November 13, 2007


Ask the pilot: Oversized and overhyped, the world's biggest plane is here. Is the Airbus 380 the "most hideous airliner ever conceived"? (Patrick Smith, 11/08/07, Slate)

The jet is shamelessly, needlessly ugly.

Most of that ugliness is the fault of the plane's bulging forehead, a trait that resulted from an engineering decision to place the cockpit below the upper deck. It is useful to think of a jetliner as a sort of horizontal skyscraper. To recall the words of architecture critic Paul Goldberger, writing in a 2005 issue of the New Yorker: "Most architects who design skyscrapers focus on two aesthetic problems. How to meet the ground and how to meet the sky -- the top and the bottom, in other words." With airplanes, as with office towers, the observer's gaze is drawn instinctively to their extremities, and their attractiveness, or lack thereof, is personified through the sculpting of the nose and tail sections. Not that the A380's tail is anything special either, but it's hard to get past that forehead.

"Perhaps in ten to fifteen years," offered Geoffrey Thomas in last month's issue of Air Transport World, "the A380 will be described with the same passion and affection as the Sydney Opera House or the Eiffel Tower, two of many global icons that were bedeviled by controversy during their early years." Not this time.
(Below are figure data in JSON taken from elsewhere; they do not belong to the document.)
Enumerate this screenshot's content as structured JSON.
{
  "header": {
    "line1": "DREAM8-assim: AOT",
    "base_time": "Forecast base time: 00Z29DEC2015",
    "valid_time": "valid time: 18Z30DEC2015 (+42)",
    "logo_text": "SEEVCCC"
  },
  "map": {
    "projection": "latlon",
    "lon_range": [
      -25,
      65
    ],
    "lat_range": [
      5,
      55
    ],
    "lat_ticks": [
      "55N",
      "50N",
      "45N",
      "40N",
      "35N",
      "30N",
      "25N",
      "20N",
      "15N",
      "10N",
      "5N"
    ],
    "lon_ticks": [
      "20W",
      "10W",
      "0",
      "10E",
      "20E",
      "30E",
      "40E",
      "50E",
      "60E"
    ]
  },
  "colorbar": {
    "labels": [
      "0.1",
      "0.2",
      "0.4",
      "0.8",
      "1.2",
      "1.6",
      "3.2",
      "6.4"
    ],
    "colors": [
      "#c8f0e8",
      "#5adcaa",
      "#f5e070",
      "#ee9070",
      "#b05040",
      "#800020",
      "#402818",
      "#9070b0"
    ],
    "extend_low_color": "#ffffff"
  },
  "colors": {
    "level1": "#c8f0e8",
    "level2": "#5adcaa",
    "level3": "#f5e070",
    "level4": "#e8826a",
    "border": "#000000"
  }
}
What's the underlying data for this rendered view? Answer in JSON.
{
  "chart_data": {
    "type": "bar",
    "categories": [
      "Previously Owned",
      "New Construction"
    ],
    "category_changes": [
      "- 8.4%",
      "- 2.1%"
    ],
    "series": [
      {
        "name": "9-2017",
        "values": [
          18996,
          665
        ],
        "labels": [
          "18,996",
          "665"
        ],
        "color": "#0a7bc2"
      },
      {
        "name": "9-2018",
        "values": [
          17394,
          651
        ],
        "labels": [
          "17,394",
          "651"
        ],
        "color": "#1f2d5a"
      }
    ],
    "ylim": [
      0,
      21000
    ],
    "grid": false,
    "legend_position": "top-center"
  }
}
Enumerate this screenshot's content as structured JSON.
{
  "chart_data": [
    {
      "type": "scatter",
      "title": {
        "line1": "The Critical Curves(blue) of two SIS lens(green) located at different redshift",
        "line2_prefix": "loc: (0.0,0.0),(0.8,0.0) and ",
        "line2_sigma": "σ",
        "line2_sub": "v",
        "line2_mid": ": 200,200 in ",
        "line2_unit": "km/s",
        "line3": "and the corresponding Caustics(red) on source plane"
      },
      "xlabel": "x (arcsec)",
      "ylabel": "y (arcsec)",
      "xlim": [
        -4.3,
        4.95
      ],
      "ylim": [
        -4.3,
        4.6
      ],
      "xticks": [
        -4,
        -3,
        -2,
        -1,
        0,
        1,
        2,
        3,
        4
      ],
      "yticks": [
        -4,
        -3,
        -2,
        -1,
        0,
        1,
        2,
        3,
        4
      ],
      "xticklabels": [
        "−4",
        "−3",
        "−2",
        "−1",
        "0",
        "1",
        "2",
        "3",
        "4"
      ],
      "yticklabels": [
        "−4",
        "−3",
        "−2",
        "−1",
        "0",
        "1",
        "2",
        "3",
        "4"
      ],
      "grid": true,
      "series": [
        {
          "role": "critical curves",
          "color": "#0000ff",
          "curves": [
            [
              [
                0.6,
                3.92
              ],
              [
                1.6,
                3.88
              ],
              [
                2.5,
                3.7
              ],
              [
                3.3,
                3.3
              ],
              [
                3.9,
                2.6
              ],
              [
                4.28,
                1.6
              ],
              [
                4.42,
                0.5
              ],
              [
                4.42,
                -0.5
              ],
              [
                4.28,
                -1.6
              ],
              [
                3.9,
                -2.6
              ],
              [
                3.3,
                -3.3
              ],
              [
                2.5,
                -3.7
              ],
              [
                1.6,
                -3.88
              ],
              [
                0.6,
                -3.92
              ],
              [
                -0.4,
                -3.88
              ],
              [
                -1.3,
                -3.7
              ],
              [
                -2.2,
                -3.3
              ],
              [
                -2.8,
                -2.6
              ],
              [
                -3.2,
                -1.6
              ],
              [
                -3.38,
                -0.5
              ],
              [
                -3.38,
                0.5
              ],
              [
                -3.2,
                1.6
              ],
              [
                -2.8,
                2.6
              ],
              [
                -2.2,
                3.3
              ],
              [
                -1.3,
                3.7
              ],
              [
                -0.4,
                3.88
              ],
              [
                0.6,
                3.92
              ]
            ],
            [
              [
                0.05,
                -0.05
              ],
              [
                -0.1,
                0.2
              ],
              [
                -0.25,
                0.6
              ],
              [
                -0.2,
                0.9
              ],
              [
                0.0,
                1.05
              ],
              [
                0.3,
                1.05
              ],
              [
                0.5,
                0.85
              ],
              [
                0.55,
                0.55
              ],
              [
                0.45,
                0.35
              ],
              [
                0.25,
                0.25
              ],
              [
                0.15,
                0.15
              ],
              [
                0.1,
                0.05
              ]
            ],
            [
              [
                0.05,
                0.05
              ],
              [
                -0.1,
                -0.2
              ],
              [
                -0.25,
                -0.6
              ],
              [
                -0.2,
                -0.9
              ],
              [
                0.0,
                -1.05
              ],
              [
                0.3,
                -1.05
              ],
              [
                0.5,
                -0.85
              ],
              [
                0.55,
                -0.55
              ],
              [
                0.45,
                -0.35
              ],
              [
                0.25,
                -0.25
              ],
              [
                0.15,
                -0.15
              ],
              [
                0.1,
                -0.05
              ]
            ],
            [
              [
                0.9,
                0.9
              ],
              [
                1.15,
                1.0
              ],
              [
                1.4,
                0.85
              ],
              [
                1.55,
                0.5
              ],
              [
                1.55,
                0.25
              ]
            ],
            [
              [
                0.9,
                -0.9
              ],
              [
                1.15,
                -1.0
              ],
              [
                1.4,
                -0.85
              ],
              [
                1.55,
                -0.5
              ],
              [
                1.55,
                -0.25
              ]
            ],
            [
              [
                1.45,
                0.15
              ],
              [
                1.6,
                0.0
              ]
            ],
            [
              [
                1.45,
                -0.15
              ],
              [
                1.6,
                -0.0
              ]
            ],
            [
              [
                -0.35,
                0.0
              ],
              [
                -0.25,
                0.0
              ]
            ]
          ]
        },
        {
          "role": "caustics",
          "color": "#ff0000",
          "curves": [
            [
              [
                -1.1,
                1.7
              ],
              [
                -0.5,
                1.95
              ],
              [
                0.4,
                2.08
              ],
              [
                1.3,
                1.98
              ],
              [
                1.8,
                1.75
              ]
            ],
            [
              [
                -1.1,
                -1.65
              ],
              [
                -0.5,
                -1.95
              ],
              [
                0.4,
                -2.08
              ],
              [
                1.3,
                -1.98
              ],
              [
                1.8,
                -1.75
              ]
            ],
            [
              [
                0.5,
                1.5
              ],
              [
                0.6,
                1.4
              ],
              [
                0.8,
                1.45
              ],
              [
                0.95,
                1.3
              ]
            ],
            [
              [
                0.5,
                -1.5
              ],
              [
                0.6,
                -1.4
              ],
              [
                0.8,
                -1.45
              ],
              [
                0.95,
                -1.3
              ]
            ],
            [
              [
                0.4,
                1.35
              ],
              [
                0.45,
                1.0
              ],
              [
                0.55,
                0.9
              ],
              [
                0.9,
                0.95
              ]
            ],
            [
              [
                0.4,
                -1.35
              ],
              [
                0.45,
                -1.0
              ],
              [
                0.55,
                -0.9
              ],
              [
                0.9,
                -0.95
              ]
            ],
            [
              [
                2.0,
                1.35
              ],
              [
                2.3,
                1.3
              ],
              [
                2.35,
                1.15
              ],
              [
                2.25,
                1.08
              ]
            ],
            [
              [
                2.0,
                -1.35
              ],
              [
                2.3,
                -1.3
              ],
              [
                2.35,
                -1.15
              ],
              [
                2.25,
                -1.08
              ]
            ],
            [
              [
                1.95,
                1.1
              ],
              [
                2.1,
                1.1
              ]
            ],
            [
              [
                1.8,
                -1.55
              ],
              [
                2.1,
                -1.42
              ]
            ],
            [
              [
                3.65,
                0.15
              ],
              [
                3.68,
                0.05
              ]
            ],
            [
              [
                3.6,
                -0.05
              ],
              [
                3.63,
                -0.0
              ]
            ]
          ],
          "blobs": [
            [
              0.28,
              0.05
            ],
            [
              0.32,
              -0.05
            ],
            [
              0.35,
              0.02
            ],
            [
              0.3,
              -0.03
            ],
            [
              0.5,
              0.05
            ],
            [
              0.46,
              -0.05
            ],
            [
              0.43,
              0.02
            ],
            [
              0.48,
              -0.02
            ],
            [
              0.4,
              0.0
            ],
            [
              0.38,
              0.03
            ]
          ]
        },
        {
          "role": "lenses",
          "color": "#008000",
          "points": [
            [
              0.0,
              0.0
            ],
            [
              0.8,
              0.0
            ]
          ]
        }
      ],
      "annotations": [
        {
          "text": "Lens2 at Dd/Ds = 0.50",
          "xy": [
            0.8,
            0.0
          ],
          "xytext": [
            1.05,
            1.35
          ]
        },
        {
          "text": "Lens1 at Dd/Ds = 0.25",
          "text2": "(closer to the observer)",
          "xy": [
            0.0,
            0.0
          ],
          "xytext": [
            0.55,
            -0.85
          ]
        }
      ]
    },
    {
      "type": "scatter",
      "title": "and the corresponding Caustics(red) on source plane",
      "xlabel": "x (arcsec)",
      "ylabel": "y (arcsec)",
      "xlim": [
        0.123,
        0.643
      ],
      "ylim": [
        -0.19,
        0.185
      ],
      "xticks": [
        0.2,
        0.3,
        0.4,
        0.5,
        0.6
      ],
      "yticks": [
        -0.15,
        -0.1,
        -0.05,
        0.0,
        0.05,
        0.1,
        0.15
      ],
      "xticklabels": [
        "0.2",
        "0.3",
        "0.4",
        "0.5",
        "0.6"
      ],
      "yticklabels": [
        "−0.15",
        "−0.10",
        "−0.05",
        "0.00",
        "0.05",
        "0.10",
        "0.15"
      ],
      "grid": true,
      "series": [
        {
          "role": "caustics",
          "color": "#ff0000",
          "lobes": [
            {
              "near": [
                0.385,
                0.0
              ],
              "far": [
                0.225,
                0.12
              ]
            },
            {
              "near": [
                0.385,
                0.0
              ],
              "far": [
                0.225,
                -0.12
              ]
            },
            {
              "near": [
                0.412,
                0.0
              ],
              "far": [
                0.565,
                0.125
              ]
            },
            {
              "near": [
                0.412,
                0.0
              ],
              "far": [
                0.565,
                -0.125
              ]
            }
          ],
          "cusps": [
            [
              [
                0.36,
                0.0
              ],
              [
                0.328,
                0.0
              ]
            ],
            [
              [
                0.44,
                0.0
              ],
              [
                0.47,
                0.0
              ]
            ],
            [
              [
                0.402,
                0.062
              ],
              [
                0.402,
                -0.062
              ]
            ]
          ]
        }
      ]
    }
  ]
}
Did it need to be this way? Is it true, to cite a quote attributed to an Airbus engineer some years ago, that "Air does not yield to style"? Jet age romantics recall the provocative curves of machines like the Caravelle; the urbane, needle-nosed superiority of Concorde; the Gothic surety of the 727. You're telling us that planes need to be boring, or worse, in the name of efficiency and economy. No, they don't. The state-of-the-art Boeing 787 is evidence enough of that. Americans might remember when, in the 1960s, most of the famous old baseball parks were torn down and replaced by sterile, cookie-cutter facilities in the name of "functionality." In time, people came to hate those places, until eventually they too were knocked down and replaced by retro-chic parks like the ones in Baltimore, Cleveland, Pittsburgh and elsewhere. These stadiums offer the best of both worlds: They're functional and pretty to look at. Today's airplanes can, and should, embody a similar postmodern spirit. For what it's worth, early renderings of a proposed double-decked Airbus, known at the time as the A2000, show a more handsome plane, without the abruptly pitched forehead.

Compare the A380's resultant profile with that of its chief rival, the Boeing 747. The 747 is often derided as "bubble-topped" or "humpbacked." In truth, the upper-deck annex, fronted by the flight deck, provides the plane with its most recognizable feature and is smoothly integral to the fuselage, tapering forward -- the pilots' windscreens anthropomorphizing as eyebrows -- to a stately and confident prow. Front to back, the 747 looks less like an airliner than it does an ocean liner. (For the record, the tail is pretty sexy too -- svelte like the foresail of a schooner.) The airplane is giant, but it doesn't necessarily seem that way. There's an organic flow to its silhouette. For all its square footage and power, it maintains a graceful, understated elegance.

Which is why they'll only be bought by state airways and landed where people have no voice.

Posted by at November 13, 2007 1:10 PM


The air version of The Cube.

Posted by: Luciferous at November 13, 2007 2:34 PM

Aircraft ought to look beautiful for the streamlining for flight is where form definitely predicts function.

An example: The B-47.

Posted by: Mikey at November 13, 2007 4:15 PM

The comparison to the drab and clunky stadiums of the 1970s is very apt.

I wonder if Prince Alaweed (who just bought one for himself) will request slight alterations to the nose. Surely his plane will be painted to downplay the Neanderthal look.